The sequential part is expressed with two calls to flatMap
.
Finally, map
is used to adjust the result of the last parser in the sequence
and combine the results of all parsers in a Bin
instance.
The rule for term
can be translated similarly.
// <term> ::= <factor> "*" <term> | <factor>
private Parser<Exp> term() { // <term> ::=
final Parser<Exp> opTerm =
factor().flatMap(fst -> // <factor>
Parser.forChar().filter(chr -> chr == '*').flatMap(chr -> // "*"
term().map(snd -> // <term>
new Bin(chr, fst, snd))));
return opTerm.or(factor()); // | <factor>
}
The definition of term
has the same structure as the definition of expr
,
but the parsers filling in the holes of this structure are all different.
Finally, we translate the rule for factor
into a parser
to complete our implementation.
// <factor> ::= "(" <expr> ")" | <const>
private Parser<Exp> factor() { // <factor> ::=
final Parser<Exp> parenthezised =
Parser.forChar().filter(chr -> chr == '(').flatMap(_lp -> // "("
expr().flatMap(exp -> // <expr>
Parser.forChar().filter(chr -> chr == ')').map(_rp -> // ")"
exp)));
return parenthezised.or(CONST); // | <const>
}
This parser has a slightly different structure than the previous ones because two of the results in the sequential parser (the left and right parentheses) are ignored in the produced result.
Tasks #
Generalized operator parsing #
Refactor the parser definitions to generalize the parsing of operator symbols.
-
First, extend the
ExpParser
class by a method with the following signature.private Parser<Character> opCharIn(String chars);
This method should return a parser for characters that are contained in the given string.
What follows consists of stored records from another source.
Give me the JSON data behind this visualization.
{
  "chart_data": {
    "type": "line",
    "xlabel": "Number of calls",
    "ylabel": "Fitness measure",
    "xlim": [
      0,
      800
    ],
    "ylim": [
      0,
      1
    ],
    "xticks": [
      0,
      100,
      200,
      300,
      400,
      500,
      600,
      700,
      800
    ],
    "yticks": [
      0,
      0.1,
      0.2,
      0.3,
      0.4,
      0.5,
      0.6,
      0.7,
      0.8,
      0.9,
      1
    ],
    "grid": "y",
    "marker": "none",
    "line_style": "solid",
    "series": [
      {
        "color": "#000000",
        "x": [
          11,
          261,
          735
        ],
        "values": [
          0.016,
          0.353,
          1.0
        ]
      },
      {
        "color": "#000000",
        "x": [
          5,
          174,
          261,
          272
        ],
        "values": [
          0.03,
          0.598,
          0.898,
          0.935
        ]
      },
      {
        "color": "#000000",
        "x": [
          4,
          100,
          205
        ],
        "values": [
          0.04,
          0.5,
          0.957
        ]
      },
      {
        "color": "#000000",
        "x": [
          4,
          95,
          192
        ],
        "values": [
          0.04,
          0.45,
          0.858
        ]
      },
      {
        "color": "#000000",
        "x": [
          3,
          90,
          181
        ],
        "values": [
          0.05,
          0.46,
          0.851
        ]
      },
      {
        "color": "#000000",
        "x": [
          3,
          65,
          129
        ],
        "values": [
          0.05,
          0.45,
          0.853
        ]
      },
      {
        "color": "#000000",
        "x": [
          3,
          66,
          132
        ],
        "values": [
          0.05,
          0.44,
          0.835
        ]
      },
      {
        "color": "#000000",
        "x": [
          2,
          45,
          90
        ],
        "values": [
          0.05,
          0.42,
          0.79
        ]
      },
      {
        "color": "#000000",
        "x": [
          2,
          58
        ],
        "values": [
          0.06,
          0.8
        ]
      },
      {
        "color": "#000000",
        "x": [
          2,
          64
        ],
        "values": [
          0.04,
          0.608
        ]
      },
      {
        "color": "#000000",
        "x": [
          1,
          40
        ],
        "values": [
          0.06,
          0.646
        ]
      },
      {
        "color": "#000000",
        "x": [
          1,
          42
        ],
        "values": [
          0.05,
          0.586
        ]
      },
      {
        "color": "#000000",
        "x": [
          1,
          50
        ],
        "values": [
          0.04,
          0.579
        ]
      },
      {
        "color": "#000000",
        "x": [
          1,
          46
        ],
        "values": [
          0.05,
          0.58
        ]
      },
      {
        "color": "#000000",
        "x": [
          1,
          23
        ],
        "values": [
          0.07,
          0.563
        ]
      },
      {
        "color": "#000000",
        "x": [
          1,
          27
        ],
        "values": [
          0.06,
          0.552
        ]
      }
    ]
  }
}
Modify the
expr
andterm
parsers to useopCharIn
. Check that the tests for the expression parser still pass. -
Change the calls to
opCharIn
to allow for more arithmetic operators, at least adding operator symbols for subtraction and division. Make sure to add new operator symbols in such a way that their usual precedence rules are respected. Add tests to verify that your extension is correct. -
Change the definition of
opCharIn
to allow an arbitrary number of whitespace characters before and after the operator symbol. Add tests to verify that expressions can be parsed with an arbitrary amount of whitespace before and after binary operator symbols.
Interactive evaluation #
Implement an interactive evaluator of arithmetic expressions as command line program. Here is an example interaction:
Enter arithmetic expressions to evaluate them, press ^C to quit.
eval> 6*3 + 4
((6 * 3) + 4) = 22
eval> 6 * (3+4)
(6 * (3 + 4)) = 42
eval> 5 % 2
parse error for: 5 % 2
eval> 1/0
(1 / 0) = undefined
eval> 50 - 50/6
(50 - (50 / 6)) = 42
eval> ^C
Use the lines
method provided by BufferedReader
to process inputs in a stream pipeline.
Implement error handling for parse errors and division by zero
as shown in the example as well as for possible I/O exceptions.